Servizio Meteorologico
- Established: 1876 (150 years ago)
- Headquarters: Pratica di Mare Air Base
- Country: Italy
- Parent organisations: Italian Air Force
- Website: www.meteoam.it

= Servizio Meteorologico =

National meteorological service of Italy

The Italian Meteorological Service (Servizio Meteorologico dell'Aeronautica Militare) is an organizational unit of the Italian Air Force and the national meteorological service in Italy. The weather forecasts and other services serve both the armed forces and the general public.

==Organization==
Unlike almost all other national meteorological services, its historical development in Italy has led to it being within the armed forces. On the one hand this avoids duplication between government civilian and military weather services. On the other military priorities entail disadvantages in comparison to purely civilian organizations, especially in the field of international cooperation.

The Italian Air Force Weather Service reports to a department at the General Staff of the Air Force in Rome. They are also responsible for planning and policy matters to promote international cooperation through the World Meteorological Organization.

The headquarters of the Meteorological Service is located on the Pratica di Mare Air Base near Rome. Here the key information processing takes place and the distribution of analysis and forecasts on military, civil aviation, maritime, civil defense and other authorities and users, as well as the mass media.
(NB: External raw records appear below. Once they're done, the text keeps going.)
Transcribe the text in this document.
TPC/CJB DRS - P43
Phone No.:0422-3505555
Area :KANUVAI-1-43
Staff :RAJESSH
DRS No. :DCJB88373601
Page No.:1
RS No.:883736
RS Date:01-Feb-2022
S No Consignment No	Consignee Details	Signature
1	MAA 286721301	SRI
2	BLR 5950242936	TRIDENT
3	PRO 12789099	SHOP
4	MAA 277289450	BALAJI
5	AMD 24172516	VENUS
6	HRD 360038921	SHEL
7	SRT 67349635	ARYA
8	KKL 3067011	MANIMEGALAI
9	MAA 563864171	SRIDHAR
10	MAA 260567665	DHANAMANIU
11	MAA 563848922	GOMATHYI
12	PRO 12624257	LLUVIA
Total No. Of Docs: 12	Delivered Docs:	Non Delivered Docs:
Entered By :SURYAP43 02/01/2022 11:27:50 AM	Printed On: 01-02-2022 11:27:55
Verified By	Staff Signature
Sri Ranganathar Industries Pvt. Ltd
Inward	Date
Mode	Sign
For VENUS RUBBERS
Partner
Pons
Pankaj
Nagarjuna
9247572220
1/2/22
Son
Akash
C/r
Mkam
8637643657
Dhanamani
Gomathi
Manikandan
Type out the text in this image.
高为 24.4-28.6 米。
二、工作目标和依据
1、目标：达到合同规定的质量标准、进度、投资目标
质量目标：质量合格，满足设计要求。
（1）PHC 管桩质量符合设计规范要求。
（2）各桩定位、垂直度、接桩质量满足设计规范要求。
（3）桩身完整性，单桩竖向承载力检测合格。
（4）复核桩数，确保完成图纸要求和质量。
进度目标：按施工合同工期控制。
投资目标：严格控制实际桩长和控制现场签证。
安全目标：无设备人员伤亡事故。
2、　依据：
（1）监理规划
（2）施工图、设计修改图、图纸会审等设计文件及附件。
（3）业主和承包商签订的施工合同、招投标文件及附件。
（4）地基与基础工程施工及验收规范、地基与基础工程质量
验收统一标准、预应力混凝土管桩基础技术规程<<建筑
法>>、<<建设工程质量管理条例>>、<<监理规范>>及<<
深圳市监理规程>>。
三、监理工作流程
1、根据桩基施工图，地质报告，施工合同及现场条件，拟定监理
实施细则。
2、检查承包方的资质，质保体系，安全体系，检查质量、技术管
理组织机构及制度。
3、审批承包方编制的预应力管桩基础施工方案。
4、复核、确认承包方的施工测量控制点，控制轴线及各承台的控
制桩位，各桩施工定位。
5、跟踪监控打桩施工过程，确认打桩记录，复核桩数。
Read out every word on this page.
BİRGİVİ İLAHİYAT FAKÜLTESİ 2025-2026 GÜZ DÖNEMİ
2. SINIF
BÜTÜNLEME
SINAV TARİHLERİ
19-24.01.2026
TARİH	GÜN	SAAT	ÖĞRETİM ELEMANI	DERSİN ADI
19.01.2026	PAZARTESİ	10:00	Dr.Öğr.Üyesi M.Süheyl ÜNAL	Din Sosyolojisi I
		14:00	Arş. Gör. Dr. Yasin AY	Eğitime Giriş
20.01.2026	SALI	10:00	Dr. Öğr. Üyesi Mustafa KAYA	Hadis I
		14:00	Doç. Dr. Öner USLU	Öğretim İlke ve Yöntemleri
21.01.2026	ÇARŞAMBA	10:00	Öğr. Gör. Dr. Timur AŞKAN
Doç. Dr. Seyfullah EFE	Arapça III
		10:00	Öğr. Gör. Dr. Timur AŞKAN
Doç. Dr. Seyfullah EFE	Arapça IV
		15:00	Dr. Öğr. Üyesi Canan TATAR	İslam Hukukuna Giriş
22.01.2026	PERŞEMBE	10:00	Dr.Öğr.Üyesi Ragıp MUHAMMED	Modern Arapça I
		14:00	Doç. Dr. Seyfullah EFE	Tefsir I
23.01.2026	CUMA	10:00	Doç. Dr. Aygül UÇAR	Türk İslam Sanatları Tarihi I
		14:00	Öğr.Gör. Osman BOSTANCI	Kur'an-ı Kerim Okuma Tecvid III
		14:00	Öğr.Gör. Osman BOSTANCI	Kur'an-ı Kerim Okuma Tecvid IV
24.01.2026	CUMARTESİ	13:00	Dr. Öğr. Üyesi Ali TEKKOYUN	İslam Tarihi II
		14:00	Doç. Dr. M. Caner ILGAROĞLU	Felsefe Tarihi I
There are three sub offices:

- At the Milan Linate Airport (Regional Center of Northern Italy, Avalanche special Team SAR "Meteomont" in cooperation with the Army Mountain Troops Command and the Forest Guards),
- At the former Vigna di Valle Air Base in Bracciano, near Rome (quality assurance, certification, testing and research, mobile weather stations for military operations abroad, Climatological weather observations at 41 stations),
- 84 staffed and 110 automatic weather stations transmit their data back to the headquarters. In addition, there is a special meteorological department of the Ministry of Agriculture.